Observing 'Lone Ranger'

Observing 'Lone Ranger'

For more information, visit After 'Lone Ranger,' Disney may not be willing to take risks

It's the archetype that doesn't connect. An opinion sure. But the western has to be reinvented, refitted and revitalized. It's hero must have a modern appeal. 

I have not taken western film studies. At-a-glance, it's about the frontier and the contrast between country and the city. It's about lawlessness and the lawman, a metaphor for the internal war for civility. It's also about mastering a new landscape despite the ethical complications resulting from going where you are not invited - the trouble with manifest destiny is that where you're manifesting may not be the destiny pursued by all involved. Keeping an internal barometer for justice and humanity against the wilderness both without and within nails this idea. Aesthetically we define the western with the horses, the guns and the seedy towns.

The Lone Ranger might have done better if it wasn't called "the lone ranger." The fact that Johnny Depp was listed first is confusing in the first few seconds you need to apprehend interest. Focus on the style, the macabre, the danger of the frontier - focus on the story and let the 'lone ranger' title be revealed before the credits role at the END of the film. Let today's audience rediscover it. It think this is where it went wrong.
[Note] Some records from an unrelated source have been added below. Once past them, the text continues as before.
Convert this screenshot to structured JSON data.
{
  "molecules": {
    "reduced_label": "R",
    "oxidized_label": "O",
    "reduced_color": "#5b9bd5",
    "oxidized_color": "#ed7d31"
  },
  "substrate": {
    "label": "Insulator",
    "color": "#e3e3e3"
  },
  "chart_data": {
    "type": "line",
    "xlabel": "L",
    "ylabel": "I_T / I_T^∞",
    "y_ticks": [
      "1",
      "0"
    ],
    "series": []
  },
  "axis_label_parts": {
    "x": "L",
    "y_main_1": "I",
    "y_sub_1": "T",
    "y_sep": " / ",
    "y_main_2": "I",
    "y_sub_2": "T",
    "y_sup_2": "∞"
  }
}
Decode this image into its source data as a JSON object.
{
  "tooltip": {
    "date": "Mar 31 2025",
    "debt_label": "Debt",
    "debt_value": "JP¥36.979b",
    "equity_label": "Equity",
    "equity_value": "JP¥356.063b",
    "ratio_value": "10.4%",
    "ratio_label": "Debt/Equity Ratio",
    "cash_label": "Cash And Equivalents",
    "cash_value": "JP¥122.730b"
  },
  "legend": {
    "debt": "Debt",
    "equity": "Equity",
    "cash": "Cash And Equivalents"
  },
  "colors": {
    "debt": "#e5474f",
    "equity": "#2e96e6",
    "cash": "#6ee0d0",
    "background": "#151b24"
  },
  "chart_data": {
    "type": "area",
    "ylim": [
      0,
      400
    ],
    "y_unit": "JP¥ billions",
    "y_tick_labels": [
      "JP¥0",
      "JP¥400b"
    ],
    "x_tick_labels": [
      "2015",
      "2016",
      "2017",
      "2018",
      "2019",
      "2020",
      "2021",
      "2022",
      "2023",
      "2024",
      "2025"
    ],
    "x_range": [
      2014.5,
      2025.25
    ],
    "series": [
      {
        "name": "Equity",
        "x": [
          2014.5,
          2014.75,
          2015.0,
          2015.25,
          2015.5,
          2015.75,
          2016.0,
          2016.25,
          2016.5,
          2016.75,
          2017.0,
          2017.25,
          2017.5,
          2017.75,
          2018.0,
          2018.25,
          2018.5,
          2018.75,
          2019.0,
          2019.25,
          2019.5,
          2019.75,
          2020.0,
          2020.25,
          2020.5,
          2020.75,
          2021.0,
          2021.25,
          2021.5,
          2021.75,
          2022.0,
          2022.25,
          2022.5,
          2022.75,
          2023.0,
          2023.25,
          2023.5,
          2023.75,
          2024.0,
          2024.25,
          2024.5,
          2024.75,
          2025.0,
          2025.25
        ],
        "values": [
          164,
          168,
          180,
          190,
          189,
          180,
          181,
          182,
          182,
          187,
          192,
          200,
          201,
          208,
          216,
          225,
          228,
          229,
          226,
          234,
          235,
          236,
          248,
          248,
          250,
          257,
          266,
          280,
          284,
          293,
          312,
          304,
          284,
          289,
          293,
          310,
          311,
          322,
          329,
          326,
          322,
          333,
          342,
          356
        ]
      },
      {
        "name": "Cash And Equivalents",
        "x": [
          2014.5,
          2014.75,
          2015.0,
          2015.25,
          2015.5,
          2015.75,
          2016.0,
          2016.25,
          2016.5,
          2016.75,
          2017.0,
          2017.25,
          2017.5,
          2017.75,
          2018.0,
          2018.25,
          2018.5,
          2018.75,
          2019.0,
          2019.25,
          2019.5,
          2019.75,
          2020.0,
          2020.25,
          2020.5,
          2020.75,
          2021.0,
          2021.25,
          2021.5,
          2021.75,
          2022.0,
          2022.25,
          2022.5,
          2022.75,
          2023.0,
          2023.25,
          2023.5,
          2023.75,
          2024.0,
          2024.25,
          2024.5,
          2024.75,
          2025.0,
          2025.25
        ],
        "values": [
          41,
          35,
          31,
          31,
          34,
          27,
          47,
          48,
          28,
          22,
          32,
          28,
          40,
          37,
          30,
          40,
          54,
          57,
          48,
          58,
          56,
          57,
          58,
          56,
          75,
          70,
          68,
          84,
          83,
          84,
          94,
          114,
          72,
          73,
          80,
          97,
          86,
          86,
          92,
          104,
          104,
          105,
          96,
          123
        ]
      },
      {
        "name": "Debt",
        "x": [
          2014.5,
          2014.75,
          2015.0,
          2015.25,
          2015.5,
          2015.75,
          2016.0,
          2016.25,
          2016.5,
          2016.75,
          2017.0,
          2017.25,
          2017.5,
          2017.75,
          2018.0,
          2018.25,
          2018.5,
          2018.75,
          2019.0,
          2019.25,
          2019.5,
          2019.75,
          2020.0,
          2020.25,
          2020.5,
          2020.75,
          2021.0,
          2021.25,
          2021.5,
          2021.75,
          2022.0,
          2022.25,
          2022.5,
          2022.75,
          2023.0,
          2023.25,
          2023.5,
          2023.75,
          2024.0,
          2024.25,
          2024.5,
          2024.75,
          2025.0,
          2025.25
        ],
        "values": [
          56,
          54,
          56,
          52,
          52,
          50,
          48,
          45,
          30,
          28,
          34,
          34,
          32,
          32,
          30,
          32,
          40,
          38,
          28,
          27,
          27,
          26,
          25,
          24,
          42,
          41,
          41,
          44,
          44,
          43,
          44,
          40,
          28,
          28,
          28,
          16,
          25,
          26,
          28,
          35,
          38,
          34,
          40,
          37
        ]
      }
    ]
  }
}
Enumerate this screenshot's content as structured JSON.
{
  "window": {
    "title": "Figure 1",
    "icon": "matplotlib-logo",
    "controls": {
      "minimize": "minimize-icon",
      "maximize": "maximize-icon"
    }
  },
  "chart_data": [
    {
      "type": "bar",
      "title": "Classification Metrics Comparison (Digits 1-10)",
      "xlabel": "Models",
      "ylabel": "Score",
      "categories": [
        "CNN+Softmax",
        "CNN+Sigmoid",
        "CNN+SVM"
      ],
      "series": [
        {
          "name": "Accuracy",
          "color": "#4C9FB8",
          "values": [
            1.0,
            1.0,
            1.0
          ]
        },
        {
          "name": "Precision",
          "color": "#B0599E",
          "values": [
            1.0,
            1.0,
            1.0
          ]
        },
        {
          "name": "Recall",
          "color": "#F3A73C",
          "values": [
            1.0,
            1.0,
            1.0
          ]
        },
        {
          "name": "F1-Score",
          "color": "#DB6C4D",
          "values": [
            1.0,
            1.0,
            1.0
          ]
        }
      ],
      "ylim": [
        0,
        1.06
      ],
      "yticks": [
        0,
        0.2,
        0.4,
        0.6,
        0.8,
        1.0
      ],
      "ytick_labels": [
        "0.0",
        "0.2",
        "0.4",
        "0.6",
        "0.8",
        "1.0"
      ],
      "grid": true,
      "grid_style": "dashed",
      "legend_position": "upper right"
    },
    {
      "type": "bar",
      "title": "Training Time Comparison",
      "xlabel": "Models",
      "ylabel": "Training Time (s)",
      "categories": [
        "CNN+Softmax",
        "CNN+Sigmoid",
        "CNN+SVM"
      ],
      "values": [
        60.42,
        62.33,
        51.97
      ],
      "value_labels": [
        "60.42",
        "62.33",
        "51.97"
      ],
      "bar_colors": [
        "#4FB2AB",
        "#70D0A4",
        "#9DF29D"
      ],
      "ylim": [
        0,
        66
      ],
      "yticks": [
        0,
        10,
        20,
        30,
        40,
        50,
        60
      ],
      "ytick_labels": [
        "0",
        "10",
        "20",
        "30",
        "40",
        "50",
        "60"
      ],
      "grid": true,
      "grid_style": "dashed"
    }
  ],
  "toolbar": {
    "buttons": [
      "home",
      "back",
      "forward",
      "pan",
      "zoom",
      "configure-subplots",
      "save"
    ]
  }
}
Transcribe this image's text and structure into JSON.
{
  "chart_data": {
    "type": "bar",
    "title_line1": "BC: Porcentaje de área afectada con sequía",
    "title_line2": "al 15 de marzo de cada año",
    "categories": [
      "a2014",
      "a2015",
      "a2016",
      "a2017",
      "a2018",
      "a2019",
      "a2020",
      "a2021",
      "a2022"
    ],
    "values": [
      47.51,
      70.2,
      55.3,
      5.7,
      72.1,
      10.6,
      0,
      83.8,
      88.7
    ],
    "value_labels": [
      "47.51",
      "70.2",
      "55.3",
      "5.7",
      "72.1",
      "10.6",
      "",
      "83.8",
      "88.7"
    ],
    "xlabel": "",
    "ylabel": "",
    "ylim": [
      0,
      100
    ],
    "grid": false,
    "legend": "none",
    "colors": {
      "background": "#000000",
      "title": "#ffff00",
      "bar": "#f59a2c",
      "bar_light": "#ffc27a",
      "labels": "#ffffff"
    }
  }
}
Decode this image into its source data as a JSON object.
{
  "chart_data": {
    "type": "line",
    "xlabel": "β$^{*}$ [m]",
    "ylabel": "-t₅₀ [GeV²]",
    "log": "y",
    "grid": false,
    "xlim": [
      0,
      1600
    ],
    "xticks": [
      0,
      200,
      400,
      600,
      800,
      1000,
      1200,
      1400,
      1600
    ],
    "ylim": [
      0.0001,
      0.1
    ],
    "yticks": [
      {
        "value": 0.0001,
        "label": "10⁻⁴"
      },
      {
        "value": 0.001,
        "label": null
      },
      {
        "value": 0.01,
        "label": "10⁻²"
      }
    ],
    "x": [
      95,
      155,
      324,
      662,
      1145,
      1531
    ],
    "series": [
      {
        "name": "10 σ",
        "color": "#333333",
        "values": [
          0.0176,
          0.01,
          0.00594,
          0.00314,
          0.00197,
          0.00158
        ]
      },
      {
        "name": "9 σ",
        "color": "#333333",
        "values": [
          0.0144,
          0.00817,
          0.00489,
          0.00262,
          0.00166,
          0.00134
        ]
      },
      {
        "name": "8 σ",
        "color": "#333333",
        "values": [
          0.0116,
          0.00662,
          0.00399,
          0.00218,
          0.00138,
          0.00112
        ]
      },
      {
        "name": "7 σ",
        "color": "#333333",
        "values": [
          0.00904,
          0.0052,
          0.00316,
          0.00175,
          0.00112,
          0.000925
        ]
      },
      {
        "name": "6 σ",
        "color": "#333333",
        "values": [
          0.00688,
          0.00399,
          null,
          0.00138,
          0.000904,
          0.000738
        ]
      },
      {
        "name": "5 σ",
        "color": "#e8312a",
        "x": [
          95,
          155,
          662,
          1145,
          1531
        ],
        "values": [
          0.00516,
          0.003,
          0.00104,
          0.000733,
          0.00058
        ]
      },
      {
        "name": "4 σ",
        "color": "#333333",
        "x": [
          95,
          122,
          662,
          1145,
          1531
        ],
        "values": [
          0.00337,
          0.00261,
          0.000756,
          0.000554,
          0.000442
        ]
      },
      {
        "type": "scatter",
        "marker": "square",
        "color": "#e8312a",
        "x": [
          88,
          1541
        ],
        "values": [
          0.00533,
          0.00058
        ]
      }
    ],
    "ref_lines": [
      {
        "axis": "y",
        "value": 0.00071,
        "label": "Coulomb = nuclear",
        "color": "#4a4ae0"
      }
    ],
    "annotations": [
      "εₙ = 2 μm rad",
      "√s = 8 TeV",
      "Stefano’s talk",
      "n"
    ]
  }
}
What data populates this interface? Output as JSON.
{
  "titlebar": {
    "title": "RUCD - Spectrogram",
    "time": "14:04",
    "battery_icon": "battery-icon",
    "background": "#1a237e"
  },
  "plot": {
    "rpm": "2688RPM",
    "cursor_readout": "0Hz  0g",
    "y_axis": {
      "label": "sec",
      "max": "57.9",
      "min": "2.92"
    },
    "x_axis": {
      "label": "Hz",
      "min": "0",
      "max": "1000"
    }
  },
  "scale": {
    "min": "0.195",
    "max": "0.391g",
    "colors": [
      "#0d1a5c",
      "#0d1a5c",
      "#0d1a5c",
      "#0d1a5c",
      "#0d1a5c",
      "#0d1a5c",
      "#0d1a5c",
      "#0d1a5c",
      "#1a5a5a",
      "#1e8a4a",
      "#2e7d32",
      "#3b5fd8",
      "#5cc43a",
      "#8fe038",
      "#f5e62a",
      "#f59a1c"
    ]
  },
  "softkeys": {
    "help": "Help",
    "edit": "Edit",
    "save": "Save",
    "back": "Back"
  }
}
As for the internal check against external extremes I was mentioning above, the next "new" frontier is in space, but hollywood keeps making it a supernatural horror or an invasion film or a monster show. In contrast, the human element is becoming more apparent, in zombie films, as the significant threat and it's always been subtly underscored in sci-fi to be the real focus, although the visuals can confuse the matter. I'm not a Star Trek fan...yet. But even this franchise appears significantly 'western' and is successful for it. Disney should reassess the $250 mil gamble only if so to remember that buying your viewership is plain lazy.

Lets get what we came for,
C.M. Sanchez III

[ADDENDUM: I reviewed the MPAA figures for 2012 and realized that 5% of the MPAA registered films were responsible for 50% of domestic gross.  That's the top 25 out of approximately 500 films doing carrying half the load.  So playing off of old tropes is probably smart, not lazy.  But it's certainly fearful and under the pressure of feeding the beast of a $10-12 billion industry.  Risk doesn't exactly make sense either so far as the blockbuster machines are concerned.]